Re: [Patch][WiP] Tweaked LRU for shared buffers

From: Benjamin Manes <ben(dot)manes(at)gmail(dot)com>
To: Tomas Vondra <tomas(dot)vondra(at)2ndquadrant(dot)com>
Cc: Peter Geoghegan <pg(at)bowt(dot)ie>, Andrey Borodin <x4mmm(at)yandex-team(dot)ru>, PostgreSQL-development <pgsql-hackers(at)postgresql(dot)org>, Arslan Gumerov <garsthe1st(at)gmail(dot)com>, Andrey Chausov <dxahtepb(at)gmail(dot)com>, geymer_98(at)mail(dot)ru, dafi913(at)yandex(dot)ru, edigaryev(dot)ig(at)phystech(dot)edu
Subject: Re: [Patch][WiP] Tweaked LRU for shared buffers
Date: 2019-02-16 00:48:50
Message-ID: CAGu0=MM4jwHrcWzL246B9Q7-73LFKSnXWRC8RYEiv+Y7=JF=Jw@mail.gmail.com
Views: Raw Message | Whole Thread | Download mbox | Resend email
Thread:
Lists: pgsql-hackers

Hi,

I was not involved with Andrey and his team's work, which looks like a very
promising first pass. I can try to clarify a few minor details.

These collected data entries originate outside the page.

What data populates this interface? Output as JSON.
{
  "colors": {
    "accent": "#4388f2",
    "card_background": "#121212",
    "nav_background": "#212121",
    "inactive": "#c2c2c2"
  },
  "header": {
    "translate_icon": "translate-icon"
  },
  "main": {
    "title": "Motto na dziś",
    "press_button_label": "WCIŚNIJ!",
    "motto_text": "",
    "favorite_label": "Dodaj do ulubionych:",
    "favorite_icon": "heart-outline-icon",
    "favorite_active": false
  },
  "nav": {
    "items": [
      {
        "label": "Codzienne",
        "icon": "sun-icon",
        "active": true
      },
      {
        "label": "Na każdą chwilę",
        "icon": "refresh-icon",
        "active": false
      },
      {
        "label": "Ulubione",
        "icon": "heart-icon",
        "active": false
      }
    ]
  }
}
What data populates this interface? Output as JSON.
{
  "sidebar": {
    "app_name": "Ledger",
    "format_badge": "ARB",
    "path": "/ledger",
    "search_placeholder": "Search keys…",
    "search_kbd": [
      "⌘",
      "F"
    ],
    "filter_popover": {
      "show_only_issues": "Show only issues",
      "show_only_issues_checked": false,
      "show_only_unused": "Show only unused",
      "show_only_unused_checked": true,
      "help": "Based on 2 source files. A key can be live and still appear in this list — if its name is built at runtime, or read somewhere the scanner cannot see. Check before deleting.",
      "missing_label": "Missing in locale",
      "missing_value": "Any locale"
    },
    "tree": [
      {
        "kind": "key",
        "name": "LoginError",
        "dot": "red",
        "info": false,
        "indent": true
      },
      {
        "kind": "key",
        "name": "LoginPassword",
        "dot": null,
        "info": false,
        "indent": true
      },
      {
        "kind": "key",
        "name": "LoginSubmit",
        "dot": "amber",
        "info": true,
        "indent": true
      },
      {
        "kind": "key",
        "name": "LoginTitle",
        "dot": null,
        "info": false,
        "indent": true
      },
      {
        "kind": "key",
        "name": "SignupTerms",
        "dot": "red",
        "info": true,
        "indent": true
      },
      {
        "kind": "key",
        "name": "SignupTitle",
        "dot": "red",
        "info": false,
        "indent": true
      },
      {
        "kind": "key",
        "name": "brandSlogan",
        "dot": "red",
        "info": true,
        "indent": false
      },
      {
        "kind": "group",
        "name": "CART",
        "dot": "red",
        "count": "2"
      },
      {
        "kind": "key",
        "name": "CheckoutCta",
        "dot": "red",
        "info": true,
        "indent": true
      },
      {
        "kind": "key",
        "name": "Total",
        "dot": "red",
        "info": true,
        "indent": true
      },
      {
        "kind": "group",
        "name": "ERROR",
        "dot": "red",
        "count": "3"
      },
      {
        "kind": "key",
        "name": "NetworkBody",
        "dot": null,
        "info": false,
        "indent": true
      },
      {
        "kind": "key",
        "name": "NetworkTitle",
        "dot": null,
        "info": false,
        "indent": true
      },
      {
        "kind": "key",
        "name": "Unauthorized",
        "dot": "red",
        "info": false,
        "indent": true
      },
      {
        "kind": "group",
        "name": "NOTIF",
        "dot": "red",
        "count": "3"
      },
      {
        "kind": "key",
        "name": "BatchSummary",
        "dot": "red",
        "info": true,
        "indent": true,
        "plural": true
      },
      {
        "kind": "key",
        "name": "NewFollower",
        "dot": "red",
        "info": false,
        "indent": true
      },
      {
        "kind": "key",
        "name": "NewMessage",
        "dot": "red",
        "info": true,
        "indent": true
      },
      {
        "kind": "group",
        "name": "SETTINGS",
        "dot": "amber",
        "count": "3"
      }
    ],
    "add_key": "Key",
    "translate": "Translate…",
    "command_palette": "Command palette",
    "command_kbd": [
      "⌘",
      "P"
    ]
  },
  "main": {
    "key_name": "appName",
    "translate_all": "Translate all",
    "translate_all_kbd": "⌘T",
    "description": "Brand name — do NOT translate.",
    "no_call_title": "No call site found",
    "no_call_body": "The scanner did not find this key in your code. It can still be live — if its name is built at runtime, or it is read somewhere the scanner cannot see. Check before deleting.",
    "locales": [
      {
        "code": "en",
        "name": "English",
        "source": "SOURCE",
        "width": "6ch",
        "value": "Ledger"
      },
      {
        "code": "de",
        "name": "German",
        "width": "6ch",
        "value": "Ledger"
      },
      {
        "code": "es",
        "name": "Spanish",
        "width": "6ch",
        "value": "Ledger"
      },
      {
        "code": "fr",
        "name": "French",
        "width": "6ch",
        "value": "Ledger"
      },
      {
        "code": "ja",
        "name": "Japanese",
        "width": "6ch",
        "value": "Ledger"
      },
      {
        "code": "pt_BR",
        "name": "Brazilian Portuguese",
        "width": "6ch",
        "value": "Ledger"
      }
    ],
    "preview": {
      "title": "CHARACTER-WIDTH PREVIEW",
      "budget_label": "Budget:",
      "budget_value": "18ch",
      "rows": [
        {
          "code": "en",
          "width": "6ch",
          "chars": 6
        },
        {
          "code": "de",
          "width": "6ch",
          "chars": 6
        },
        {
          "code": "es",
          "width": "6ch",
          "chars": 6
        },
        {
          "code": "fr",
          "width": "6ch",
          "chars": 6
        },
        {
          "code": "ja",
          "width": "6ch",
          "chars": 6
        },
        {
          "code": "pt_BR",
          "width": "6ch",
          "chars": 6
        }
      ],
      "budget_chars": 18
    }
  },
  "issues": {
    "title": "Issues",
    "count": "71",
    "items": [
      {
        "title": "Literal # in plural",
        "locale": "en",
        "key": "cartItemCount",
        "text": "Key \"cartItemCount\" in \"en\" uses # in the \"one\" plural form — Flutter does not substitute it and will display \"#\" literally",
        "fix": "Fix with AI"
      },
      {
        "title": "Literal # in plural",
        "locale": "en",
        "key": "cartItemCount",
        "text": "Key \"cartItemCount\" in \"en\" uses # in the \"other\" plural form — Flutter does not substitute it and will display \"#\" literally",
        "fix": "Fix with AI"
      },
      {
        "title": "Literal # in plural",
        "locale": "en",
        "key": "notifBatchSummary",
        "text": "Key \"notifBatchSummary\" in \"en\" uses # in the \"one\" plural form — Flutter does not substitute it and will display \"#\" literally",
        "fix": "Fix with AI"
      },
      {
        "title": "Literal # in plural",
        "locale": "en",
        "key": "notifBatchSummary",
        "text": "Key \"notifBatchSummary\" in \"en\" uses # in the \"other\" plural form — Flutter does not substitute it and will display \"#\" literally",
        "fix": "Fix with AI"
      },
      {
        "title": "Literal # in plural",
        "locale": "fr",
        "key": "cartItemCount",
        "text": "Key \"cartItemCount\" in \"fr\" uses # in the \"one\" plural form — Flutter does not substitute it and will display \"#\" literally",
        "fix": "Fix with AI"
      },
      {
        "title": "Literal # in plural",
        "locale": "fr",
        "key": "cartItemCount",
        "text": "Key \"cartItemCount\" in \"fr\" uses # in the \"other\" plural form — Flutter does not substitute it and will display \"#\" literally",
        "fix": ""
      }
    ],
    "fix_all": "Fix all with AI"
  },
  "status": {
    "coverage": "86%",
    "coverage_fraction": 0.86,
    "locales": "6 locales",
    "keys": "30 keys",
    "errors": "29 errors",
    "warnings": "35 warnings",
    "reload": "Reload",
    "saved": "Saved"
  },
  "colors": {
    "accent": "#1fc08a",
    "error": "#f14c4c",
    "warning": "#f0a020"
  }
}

What is CAR? Did you mean ARC, perhaps?

CAR is the Clock variants of ARC: CAR: Clock with Adaptive Replacement
<https://www.usenix.org/legacy/publications/library/proceedings/fast04/tech/full_papers/bansal/bansal.pdf>

I believe the main interest in ARC is its claim of adaptability with high
hit rates. Unfortunately the reality is less impressive as it fails to
handle many frequency workloads, e.g. poor scan resistance, and the
adaptivity is poor due to the accesses being quite noisy. For W-TinyLFU, we
have recent improvements which show near perfect adaptivity
<https://user-images.githubusercontent.com/378614/52891655-2979e380-3141-11e9-91b3-00002a3cc80b.png>
in
our stress case that results in double the hit rate of ARC and is less than
1% from optimal.

Can you point us to the thread/email discussing those ideas? I have tried
> searching through archives, but I haven't found anything :-(

This thread
<https://www.postgresql.org/message-id/1526057854777-0.post%40n3.nabble.com>
doesn't explain Andrey's work, but includes my minor contribution. The
longer thread discusses the interest in CAR, et al.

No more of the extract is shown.